Dazi, danni fino a 35 miliardi. Piemonte trema ma "resiste"
10:13 Sabato 12 Luglio 2025Le barriere di Trump saranno un salasso per l'economia italiana. Ma un'offerta merceologica variegata e prodotti di alta gamma potrebbero limitare l'impatto e mantenere il mercato statunitense, nonostante le sfide legate a prezzi e domanda
La mannaia dei dazi dell’amministrazione Trump si allunga sull’Italia, e il Piemonte, con la sua Torino in prima linea, guarda con apprensione agli scenari futuri. Secondo l’Ufficio studi della Cgia, se le tariffe doganali imposte dagli Usa restassero invariate, il nostro Paese perderebbe circa 3,5 miliardi di euro di esportazioni. Ma il vero colpo potrebbe arrivare con un innalzamento al 20%, che porterebbe il danno a un salasso da 12 miliardi di euro. Stime che, basate su elaborazioni Ocse, non tengono ancora conto di eventuali dazi su specifici prodotti. E nemmeno con la decisione, arrivata successivamente dall’inquilino della Casa Bianca di alzarli al 30%, come comunicato in una lettera indirizzata alla Commissione europea, cosa che ha costretto la Cgia ad aggiornare la stima a 35 miliardi. E qui, tra le colline piemontesi e le fabbriche torinesi, la tensione si fa sentire.
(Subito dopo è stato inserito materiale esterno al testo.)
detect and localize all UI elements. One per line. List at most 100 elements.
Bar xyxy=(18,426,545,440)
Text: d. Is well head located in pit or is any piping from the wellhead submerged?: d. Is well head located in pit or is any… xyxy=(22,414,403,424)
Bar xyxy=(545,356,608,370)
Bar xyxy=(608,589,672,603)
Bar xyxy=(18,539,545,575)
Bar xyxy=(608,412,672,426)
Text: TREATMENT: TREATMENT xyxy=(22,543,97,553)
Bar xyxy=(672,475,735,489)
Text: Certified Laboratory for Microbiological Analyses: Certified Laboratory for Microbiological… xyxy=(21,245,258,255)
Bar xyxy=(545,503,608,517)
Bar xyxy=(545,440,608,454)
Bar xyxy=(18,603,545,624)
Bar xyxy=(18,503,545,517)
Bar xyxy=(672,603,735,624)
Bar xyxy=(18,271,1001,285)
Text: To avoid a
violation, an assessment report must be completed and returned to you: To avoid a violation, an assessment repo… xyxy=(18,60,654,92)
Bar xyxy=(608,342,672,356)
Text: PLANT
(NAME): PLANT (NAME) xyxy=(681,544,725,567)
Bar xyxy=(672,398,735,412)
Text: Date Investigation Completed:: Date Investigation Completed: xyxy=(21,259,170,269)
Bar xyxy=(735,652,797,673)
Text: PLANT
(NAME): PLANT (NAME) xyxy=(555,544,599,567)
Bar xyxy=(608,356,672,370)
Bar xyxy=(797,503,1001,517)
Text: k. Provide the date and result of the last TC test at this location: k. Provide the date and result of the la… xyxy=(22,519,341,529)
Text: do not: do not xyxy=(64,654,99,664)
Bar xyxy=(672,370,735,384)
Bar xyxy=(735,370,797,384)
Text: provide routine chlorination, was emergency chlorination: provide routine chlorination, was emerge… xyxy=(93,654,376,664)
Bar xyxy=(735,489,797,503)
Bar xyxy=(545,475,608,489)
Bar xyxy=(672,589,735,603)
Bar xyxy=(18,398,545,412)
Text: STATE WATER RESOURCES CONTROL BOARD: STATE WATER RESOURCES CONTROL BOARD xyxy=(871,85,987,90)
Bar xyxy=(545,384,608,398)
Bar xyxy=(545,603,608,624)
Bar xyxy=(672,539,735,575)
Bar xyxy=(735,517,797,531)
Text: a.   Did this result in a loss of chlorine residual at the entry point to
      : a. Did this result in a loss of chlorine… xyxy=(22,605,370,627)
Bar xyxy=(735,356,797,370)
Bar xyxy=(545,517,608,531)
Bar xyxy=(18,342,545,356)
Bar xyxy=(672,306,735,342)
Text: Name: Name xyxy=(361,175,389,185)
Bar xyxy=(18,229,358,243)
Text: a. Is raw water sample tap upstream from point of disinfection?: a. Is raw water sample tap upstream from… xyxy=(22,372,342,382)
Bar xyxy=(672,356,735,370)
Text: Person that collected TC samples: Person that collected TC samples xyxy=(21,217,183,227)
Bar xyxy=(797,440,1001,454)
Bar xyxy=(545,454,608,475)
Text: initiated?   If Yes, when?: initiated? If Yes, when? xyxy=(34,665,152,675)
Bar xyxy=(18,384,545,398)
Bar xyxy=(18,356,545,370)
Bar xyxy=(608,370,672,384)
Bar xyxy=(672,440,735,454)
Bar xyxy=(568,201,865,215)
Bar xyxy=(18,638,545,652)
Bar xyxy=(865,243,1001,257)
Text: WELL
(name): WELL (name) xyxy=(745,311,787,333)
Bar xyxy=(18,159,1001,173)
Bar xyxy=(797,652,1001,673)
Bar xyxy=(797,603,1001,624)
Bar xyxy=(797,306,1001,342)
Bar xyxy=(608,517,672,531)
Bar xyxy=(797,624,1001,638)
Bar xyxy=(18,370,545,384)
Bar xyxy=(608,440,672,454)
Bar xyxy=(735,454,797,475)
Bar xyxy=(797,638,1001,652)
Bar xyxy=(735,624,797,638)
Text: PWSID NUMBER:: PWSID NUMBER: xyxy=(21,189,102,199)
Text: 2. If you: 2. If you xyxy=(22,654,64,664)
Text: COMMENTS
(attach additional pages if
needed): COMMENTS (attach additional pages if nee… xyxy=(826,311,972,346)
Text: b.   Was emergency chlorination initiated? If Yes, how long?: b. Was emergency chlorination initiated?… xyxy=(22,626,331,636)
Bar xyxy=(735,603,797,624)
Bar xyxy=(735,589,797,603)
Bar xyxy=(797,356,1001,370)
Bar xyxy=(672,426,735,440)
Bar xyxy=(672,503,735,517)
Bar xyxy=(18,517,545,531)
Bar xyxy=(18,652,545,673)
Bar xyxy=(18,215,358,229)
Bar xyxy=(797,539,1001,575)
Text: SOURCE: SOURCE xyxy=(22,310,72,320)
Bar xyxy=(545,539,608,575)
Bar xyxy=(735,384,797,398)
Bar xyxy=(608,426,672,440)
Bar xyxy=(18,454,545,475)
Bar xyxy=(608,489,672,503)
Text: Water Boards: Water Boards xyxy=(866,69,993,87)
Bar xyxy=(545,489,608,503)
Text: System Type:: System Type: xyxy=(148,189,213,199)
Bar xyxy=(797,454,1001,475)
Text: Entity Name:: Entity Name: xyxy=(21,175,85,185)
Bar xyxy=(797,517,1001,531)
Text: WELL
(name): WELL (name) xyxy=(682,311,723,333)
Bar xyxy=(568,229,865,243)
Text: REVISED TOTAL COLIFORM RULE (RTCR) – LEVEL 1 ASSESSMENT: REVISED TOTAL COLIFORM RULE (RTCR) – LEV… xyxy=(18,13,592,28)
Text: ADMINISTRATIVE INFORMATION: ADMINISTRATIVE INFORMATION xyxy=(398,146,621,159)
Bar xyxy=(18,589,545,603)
L’Italia, con i suoi 64,7 miliardi di euro di export verso gli Usa nel 2024 (il 9% del totale nazionale), è un colosso del Made in Italy, e il Piemonte gioca un ruolo di tutto rispetto. La regione, con un indice di diversificazione dell’export al 54,8%, si piazza tra le realtà meno vulnerabili d’Italia, superata solo da Lombardia (43%), Veneto (46,8%), Puglia (49,8%) e Trentino-Alto Adige (51,1). Questo significa che il Piemonte, pur non immune, ha un’economia esportatrice bilanciata, potenzialmente in grado di attutire meglio l’urto rispetto a regioni come Sardegna (95,6%), Molise (86,9%) o Sicilia (85%), dove l’export è concentrato su pochi settori. E poi c’è Torino, che con 2,5 miliardi di euro di esportazioni verso gli Usa nel 2024 si conferma tra le big nazionali, quinta in classifica dopo Milano (6,35 miliardi), Firenze (6,17), Modena (3,1) e Bologna (2,6). Insieme, queste cinque realtà coprono quasi un terzo del totale delle merci italiane dirette oltreoceano.
Ma cosa esporta il Piemonte? Soprattutto autoveicoli e componentistica auto, settori che potrebbero finire nel mirino di Trump, insieme a prodotti chimici/farmaceutici, navi/imbarcazioni e macchinari di impiego generale, che rappresentano oltre il 40% delle vendite italiane negli Usa. Il rischio c’è, ma il Piemonte e Torino hanno carte da giocare.
La Banca d’Italia sottolinea che il 43% delle esportazioni italiane verso gli Usa è di alta qualità, un altro 49% di qualità media, prodotti che finiscono nelle mani di consumatori e imprese a stelle e strisce con redditi elevati, poco sensibili a rincari da dazi. Inoltre, le aziende italiane che guardano agli Usa, spesso radicate anche nel tessuto piemontese, dipendono dal mercato americano solo per il 5,5% del loro fatturato, con un margine operativo lordo medio del 10%. Tradotto: sono abbastanza solide da assorbire un eventuale calo della domanda, magari sacrificando parte dei profitti senza alzare troppo i prezzi.
Ma non è tutto rose e fiori. La Cgia lancia un allarme: i dazi potrebbero colpire duro il Mezzogiorno, dove l’export è poco diversificato e quindi più fragile. Al contrario, il Piemonte, con la sua capacità di offrire una gamma variegata di prodotti, si trova in una posizione di relativa sicurezza. Tuttavia, resta l’incognita: gli americani sostituiranno i nostri prodotti con alternative locali o di altri Paesi? O il fascino del Made in Italy, da Torino alle Langhe, sarà abbastanza forte da resistere? E ancora: le imprese piemontesi riusciranno a tenere i prezzi competitivi, stringendo i denti sui margini? Le quasi 44mila imprese italiane attive negli Usa, molte delle quali con radici nel Nord e in Piemonte, attendono risposte. Torino, con la sua tradizione industriale e il suo peso nell’export, è pronta a combattere, ma il futuro dipende dalle mosse di Washington.